Les travailleurs sont très conscients de la grande importance de l’endroit et du moment où leur lutte a lieu, et du fait que son résultat provoquera, auprès de milliers de partisans, de camarades, de collègues et d’observateurs, une vague d’espoir ou de désespoir.

Et de même que la lutte n’est pas socialement limitée aux travailleurs de Kazova eux-mêmes, sa portée géographique s’étend bien au-delà des frontières de la Turquie. Les travailleurs ont déjà tendu la main aux usines autogérées et coopératives ailleurs, parmi lesquelles Vio-Me en Grèce et les coopératives de Mondragon au Pays Basque, dans le but d’établir des liens de solidarité, d’apprendre des expériences des autres et peut-être à l’avenir d’échanger les produits de leur travail.

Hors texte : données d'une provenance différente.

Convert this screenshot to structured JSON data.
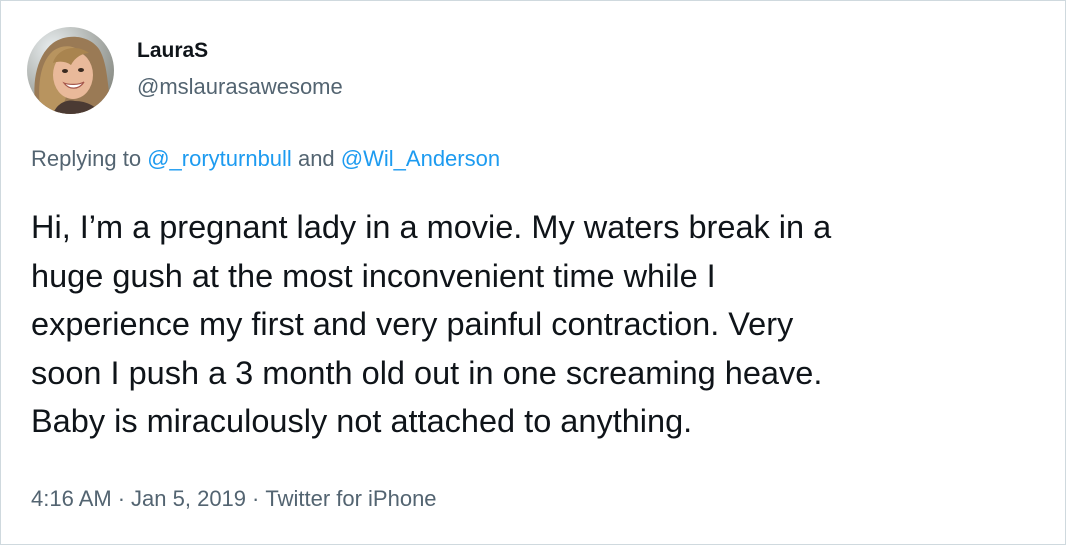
{
  "user": {
    "display_name": "LauraS",
    "handle": "@mslaurasawesome"
  },
  "reply": {
    "prefix": "Replying to",
    "mention_1": "@_roryturnbull",
    "conjunction": "and",
    "mention_2": "@Wil_Anderson"
  },
  "tweet": {
    "lines": [
      "Hi, I’m a pregnant lady in a movie. My waters break in a",
      "huge gush at the most inconvenient time while I",
      "experience my first and very painful contraction. Very",
      "soon I push a 3 month old out in one screaming heave.",
      "Baby is miraculously not attached to anything."
    ]
  },
  "meta": {
    "time": "4:16 AM",
    "separator": "·",
    "date": "Jan 5, 2019",
    "source": "Twitter for iPhone"
  },
  "colors": {
    "text": "#0f1419",
    "secondary": "#536471",
    "link": "#1d9bf0",
    "border": "#cfd9de"
  }
}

Les travailleurs de Kazova affirment avoir été inspirés et encouragés par la vague de protestations de Gezi et maintenant, grâce à leur détermination à diriger leur future usine en tant que collectif d’ouvriers autonomes, leur lutte est devenue un symbole d’espoir pour tous ceux qui sont descendus dans les rues par centaines de milliers pour résister aux politiques d’un gouvernement de plus en plus autoritaire.

Les maigres droits des travailleurs en Turquie

La Turquie a une longue tradition de répression et de restriction des droits du travail, qui était déjà largement répandue sous ancienne dictature militaire (qui a dirigé le pays dans les années 1980) et qui a continué sous l’actuel gouvernement du Parti de la Justice et du Développement (AKP). Le droit de se syndiquer et de faire grève a été fortement réduit. De plus, les droits des travailleurs sont violés à grande échelle, les conditions de travail sont dangereuses et une quasi-impunité est assurée aux propriétaires d’entreprises qui se remplissent les poches pendant que les travailleurs meurent au travail.

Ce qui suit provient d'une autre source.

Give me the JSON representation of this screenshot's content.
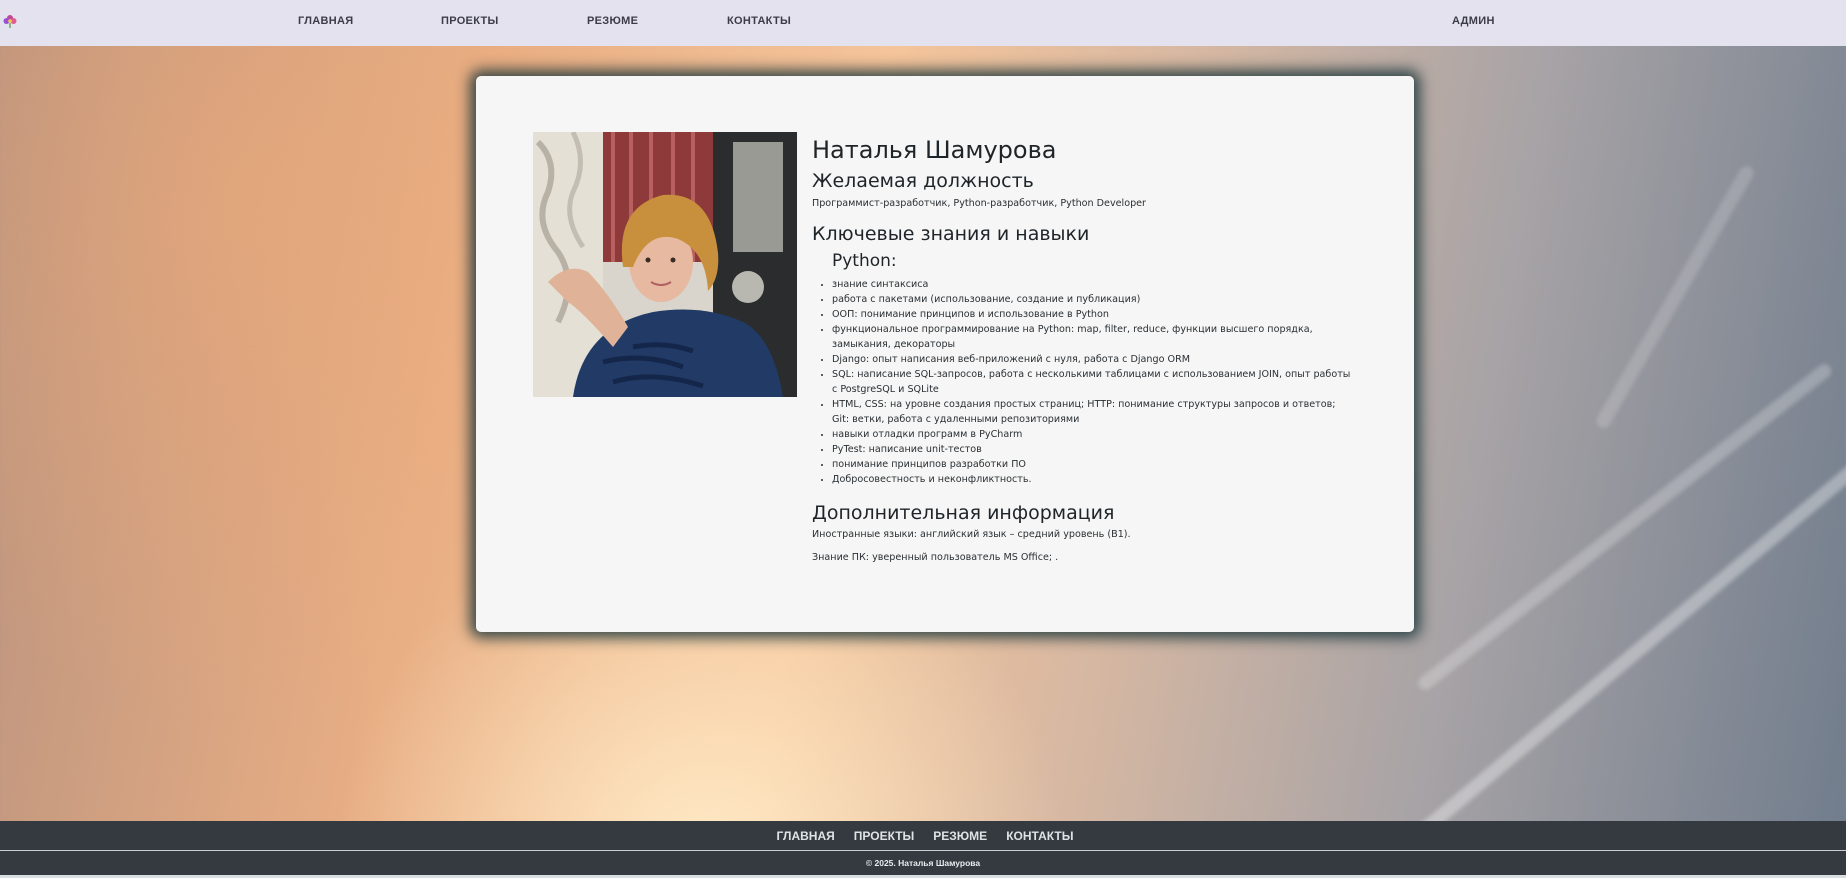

Pour le seul mois de janvier, 82 personnes sont mortes après avoir subi des blessures liées au travail - dont deux étaient juste des enfants, âgés respectivement de 6 et 13 ans, qui sont morts dans les rues pendant qu’ils collectaient des ordures pour soutenir leurs familles. Plus récemment, dans une confirmation horrible du mauvais état des conditions de sécurité des travailleurs en Turquie, plus de 300 mineurs sont morts lorsqu’un incendie a éclaté dans une mine de charbon de la ville de Soma. En mars, cette mine avait reçu une cote « parfaite » d’un inspecteur de la sécurité gouvernemental,… qui se trouvait être le beau-frère d’un dirigeant de la société, mettant en évidence les relations étroites entre les hauts fonctionnaires gouvernementaux et les dirigeants des milieux d’affaires.

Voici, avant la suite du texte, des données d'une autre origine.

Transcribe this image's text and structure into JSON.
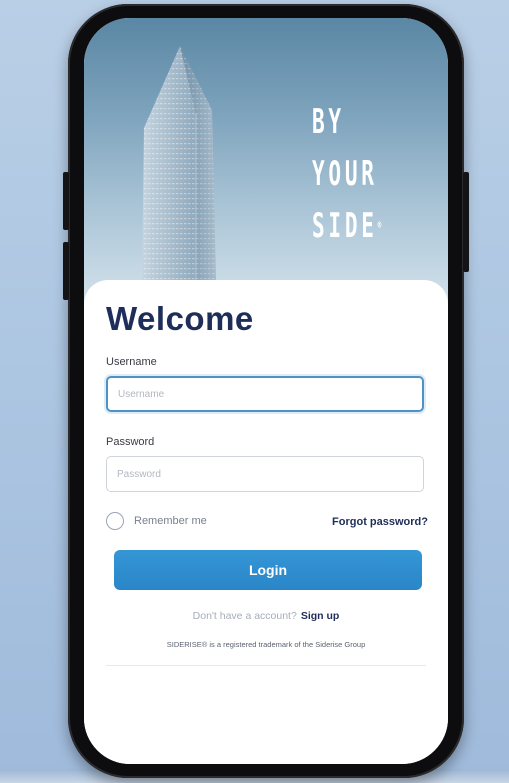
{
  "brand": {
    "tagline_lines": [
      "BY",
      "YOUR",
      "SIDE"
    ],
    "registered_mark": "®"
  },
  "login": {
    "title": "Welcome",
    "username_label": "Username",
    "username_placeholder": "Username",
    "password_label": "Password",
    "password_placeholder": "Password",
    "remember_label": "Remember me",
    "forgot_link": "Forgot password?",
    "login_button": "Login",
    "signup_prompt": "Don't have a account?",
    "signup_link": "Sign up",
    "trademark_notice": "SIDERISE® is a registered trademark of the Siderise Group"
  },
  "colors": {
    "brand_navy": "#1e2d5a",
    "accent_blue": "#2a86c8",
    "focus_border": "#4d93c7"
  }
}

Selon la Constitution, les syndicats doivent représenter la majorité des employés de l’entreprise et 3% de tous les travailleurs de ce secteur pour pouvoir participer à des négociations collectives (ce pourcentage, qui était auparavant de 10%, a été abaissé en 2012 mais, simultanément, le nombre de secteurs a été réduit et leur taille augmentée, ce qui fait que le seuil de représentation à 3% pourrait se révéler dans les faits plus difficile à atteindre que les anciens 10%).

Pour le plus grand plaisir du gouvernement turc - comme de n’importe quel autre gouvernement régi par des principes néolibéraux - le taux de syndicalisation a chuté à son niveau le plus bas avec moins de 6% de la main-d’œuvre organisée dans les syndicats. Le gouvernement a activement promu des politiques d’emploi néolibérales qui suppriment des acquis, coupent dans les soins de santé et maintiennent des millions de personnes en otage dans des conditions de travail précaires et incertaines.

L’utilisation de sous-traitants a été une des principales raisons qui ont amené les travailleurs de Greif, une usine de fabrication de sacs de toile de jute, à organiser une grève dans les premiers mois de 2014. Ils exigeaient la fin du travail en sous-traitance, avec l’engagement des sous-traitants dans l’entreprise, une augmentation de salaire au-delà du salaire minimum légal de 978 livres turques (environ 330 EUR) et de nouveaux droits sociaux. Pendant 90 jours, les travailleurs ont fait grève, occupant leur usine, jusqu’à ce qu’une descente de police le 10 avril y mette fin, avec l’emprisonnement d’au moins 91 personnes qui participaient à l’occupation et de deux journalistes qui suivaient l’intervention de la police.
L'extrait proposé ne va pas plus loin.